Twice this year, she planned to drive to Olympia to speak in front of state House and Senate committees discussing mental health legislation.
Both times, there were mental competency hearings scheduled for her son on the same day. Both times, she went to court only to see the hearings postponed.
Last week, she was in court again to find out if 29-year-old Jonathan Meline would be declared competent to stand trial for the murder of his father, Rob – a murder he has confessed committing. Once again, the hearing was postponed.
Kim Meline has seen Jonathan only once since her husband, a 56-year-old school teacher, was killed in his bed in their Tacoma home last October.
“He came into court and it took my breath away,” she said. “I love the boy, but the person who did this wasn’t my son. I may never be able to resolve that.”
In the 71/2 months since the murder, sixth-grade teacher Kim Meline and her four grown daughters have seen state legislators pass a law making it less likely that someone like Jonathan would be free to commit an awful crime like this again.
The mother and sisters have dealt in different ways with the horror of that night and its aftermath.
The youngest, 22-year-old Katie, just graduated summa cum laude from Washington State University. She’s now working on a state Department of Fish and Wildlife project in Twisp, relocating beavers.

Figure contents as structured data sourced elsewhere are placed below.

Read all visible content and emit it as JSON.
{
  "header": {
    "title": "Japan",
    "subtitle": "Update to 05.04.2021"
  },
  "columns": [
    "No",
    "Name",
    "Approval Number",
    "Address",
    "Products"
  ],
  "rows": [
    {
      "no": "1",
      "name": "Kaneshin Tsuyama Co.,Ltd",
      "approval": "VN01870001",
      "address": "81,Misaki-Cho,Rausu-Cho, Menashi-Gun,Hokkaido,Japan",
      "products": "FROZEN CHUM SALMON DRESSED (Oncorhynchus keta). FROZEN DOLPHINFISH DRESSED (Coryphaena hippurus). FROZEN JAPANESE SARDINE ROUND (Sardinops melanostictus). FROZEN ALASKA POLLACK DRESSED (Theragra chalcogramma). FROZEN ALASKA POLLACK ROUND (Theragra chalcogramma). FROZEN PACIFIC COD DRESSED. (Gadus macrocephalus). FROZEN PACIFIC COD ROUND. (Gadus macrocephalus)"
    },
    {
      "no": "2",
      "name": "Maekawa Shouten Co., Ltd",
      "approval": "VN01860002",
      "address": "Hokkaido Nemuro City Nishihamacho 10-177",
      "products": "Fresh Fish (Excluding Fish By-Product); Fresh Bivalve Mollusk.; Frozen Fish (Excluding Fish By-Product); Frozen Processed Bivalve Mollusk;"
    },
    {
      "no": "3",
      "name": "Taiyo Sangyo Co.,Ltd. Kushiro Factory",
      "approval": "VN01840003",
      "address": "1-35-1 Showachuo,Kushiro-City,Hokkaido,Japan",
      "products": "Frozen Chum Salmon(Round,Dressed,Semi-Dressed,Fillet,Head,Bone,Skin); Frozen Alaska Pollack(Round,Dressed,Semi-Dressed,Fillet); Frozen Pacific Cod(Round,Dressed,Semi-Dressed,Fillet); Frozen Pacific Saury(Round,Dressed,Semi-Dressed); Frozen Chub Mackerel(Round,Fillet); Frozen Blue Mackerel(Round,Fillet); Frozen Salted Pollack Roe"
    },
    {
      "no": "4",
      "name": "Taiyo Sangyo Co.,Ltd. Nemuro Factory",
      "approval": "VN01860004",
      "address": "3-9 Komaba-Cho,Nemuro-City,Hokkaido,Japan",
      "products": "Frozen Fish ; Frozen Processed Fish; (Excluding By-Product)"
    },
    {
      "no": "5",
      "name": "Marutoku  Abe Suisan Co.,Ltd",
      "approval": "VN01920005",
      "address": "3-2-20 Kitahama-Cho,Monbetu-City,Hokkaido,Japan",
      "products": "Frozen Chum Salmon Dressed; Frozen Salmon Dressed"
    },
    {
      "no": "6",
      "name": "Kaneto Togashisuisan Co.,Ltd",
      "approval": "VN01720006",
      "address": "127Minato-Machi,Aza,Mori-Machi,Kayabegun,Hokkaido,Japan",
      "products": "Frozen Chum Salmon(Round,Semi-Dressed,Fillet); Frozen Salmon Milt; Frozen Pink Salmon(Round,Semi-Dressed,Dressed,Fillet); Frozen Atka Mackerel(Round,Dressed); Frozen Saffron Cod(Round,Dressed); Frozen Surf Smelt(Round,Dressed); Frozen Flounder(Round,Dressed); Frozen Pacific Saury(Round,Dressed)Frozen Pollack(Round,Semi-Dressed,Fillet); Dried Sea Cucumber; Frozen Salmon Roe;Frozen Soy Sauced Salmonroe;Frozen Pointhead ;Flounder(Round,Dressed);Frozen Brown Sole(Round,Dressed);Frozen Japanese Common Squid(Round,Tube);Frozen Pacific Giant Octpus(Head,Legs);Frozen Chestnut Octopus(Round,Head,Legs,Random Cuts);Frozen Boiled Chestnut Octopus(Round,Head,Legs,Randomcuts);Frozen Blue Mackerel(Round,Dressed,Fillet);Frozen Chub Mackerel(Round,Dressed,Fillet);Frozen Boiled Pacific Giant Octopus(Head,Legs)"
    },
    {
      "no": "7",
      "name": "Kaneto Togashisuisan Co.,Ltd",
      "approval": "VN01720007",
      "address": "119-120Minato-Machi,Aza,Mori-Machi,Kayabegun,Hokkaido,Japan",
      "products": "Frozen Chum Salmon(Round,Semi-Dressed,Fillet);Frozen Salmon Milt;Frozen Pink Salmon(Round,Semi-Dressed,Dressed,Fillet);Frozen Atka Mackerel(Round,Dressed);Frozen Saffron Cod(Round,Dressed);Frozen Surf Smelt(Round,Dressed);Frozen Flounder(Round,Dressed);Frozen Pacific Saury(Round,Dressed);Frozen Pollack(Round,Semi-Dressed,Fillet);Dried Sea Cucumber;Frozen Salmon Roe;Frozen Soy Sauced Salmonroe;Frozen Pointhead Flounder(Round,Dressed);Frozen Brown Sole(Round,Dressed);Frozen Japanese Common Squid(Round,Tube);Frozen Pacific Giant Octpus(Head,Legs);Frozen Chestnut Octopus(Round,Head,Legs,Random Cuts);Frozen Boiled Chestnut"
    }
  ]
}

Sara, 24, is living at home with her mother and will attend The Evergreen State College this fall. Intrigued by organic farming, she will spend much of this summer at a farm in California.
Shannon, 26, is married and living in Tacoma with her husband. Before her dad’s murder, the couple had planned a November trip to Hawaii; they canceled and took it in January.

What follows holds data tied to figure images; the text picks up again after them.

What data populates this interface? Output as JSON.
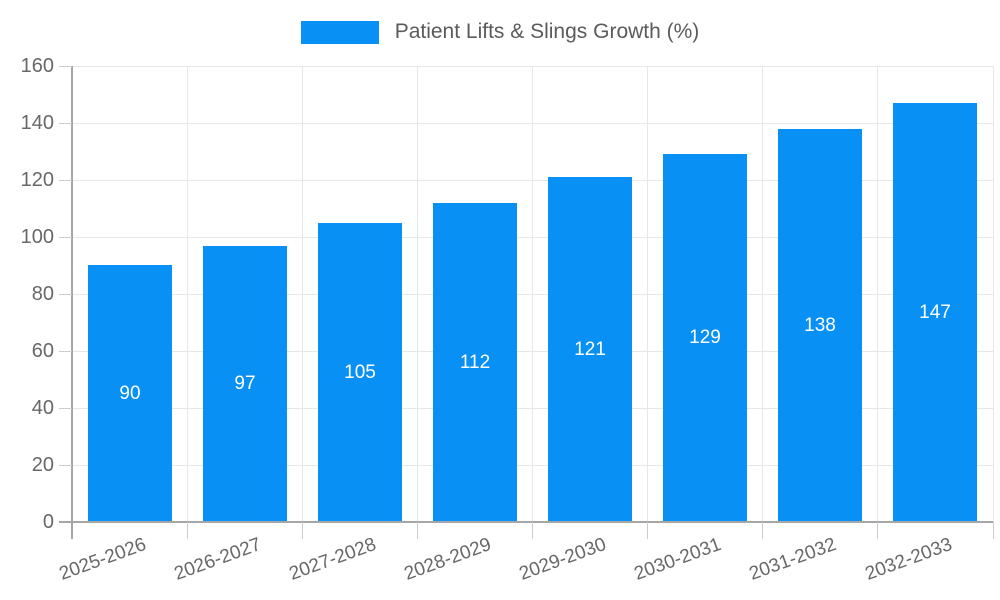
{
  "chart_data": {
    "type": "bar",
    "title": "Patient Lifts & Slings Growth (%)",
    "categories": [
      "2025-2026",
      "2026-2027",
      "2027-2028",
      "2028-2029",
      "2029-2030",
      "2030-2031",
      "2031-2032",
      "2032-2033"
    ],
    "values": [
      90,
      97,
      105,
      112,
      121,
      129,
      138,
      147
    ],
    "xlabel": "",
    "ylabel": "",
    "ylim": [
      0,
      160
    ],
    "yticks": [
      0,
      20,
      40,
      60,
      80,
      100,
      120,
      140,
      160
    ],
    "grid": true,
    "legend_position": "top-center",
    "x_label_rotation_deg": -20,
    "colors": {
      "bar": "#0990F4",
      "value_label": "#FFFFFF",
      "axis_line": "#A6A6A6",
      "gridline": "#E7E7E7",
      "tick": "#CCCCCC",
      "axis_text": "#686868",
      "title_text": "#5B5B5B",
      "background": "#FFFFFF"
    }
  }
}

“She gave me the idea of taking the other girls to Hawaii this summer,” Kim Meline said. “Three days after school ends for me, we’re heading over for 10 days.”

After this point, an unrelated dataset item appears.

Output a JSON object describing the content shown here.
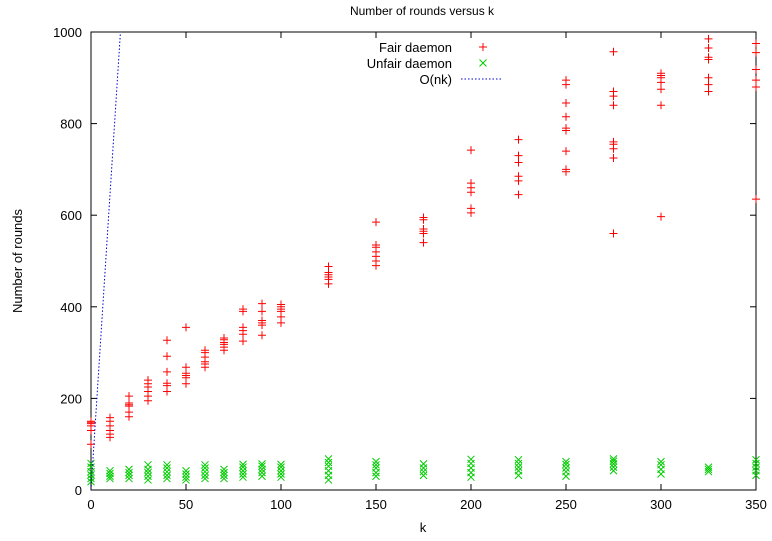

Kristina, the oldest daughter at 33, is facing unique challenges. She was the only member of the family at home with her father and her brother the night of the murder. Kim and her mother had flown to Spain to begin a trip through Europe.
Kristina was in the bedroom below her father’s when she heard the two men making noise above.
By the time she dressed and came upstairs, Jonathan was covered in blood and holding a hatchet. In the late-night hours, Kristina walked with her brother more than a mile to a police station, where Jonathan turned himself in.
Kristina has found a new love, her mother said, but she suffers from nightmares about the night her father died.
“In her dreams, it’s always just before Rob is attacked, and she’s trying to warn him,” Kim said.
Meanwhile, Kim Meline has tried to deal with her own pain.
“I’ve had a lot of guilt. If I hadn’t gone on the trip, maybe this wouldn’t have happened,” she said. “I know if I’d been in the house and Jon had started to attack Rob, I’d have known it and fought him. And if he’d come at me first, Rob would have done the same thing.
“What bothers me most is thinking he was alone when he died. I hate that so much. Until I know Jon will never be released, I’ll never feel safe. I’ll worry about the girls, about my mother.”
Jonathan Meline, who suffered more than a decade with schizophrenia, was released from Western State Hospital in January 2012. He was free because he’d been found incompetent to stand trial for attempted murder, an incident in which he’d tried to run down a car salesman while stealing a Jeep.
His parents took him into their home. In June 2012, he warned his father he was going to kill him. The next day, he bought the hatchet he would use four months later.
Gov. Jay Inslee last month signed into law a bill linked to Jonathan Meline. Pierce County Prosecutor Mark Lindquist said Friday it “makes it far less likely we’ll see another situation like we saw with Meline.”
“Under the new law, if he’s found incompetent and hospitalized, and at some point it’s found he can be released, then we think he’s competent enough to stand trial and would charge him again,” Lindquist said.
All the competency hearings scheduled and postponed this year have made for some tough days for Kim Meline.
“I tend to go online, look at documents to see what’s happening, and I’ve learned some things I didn’t want to know,” she said. “From his interviews, Jonathan said Rob did wake up when he came into the room, and asked ‘Hey, Jon, what’s going on?’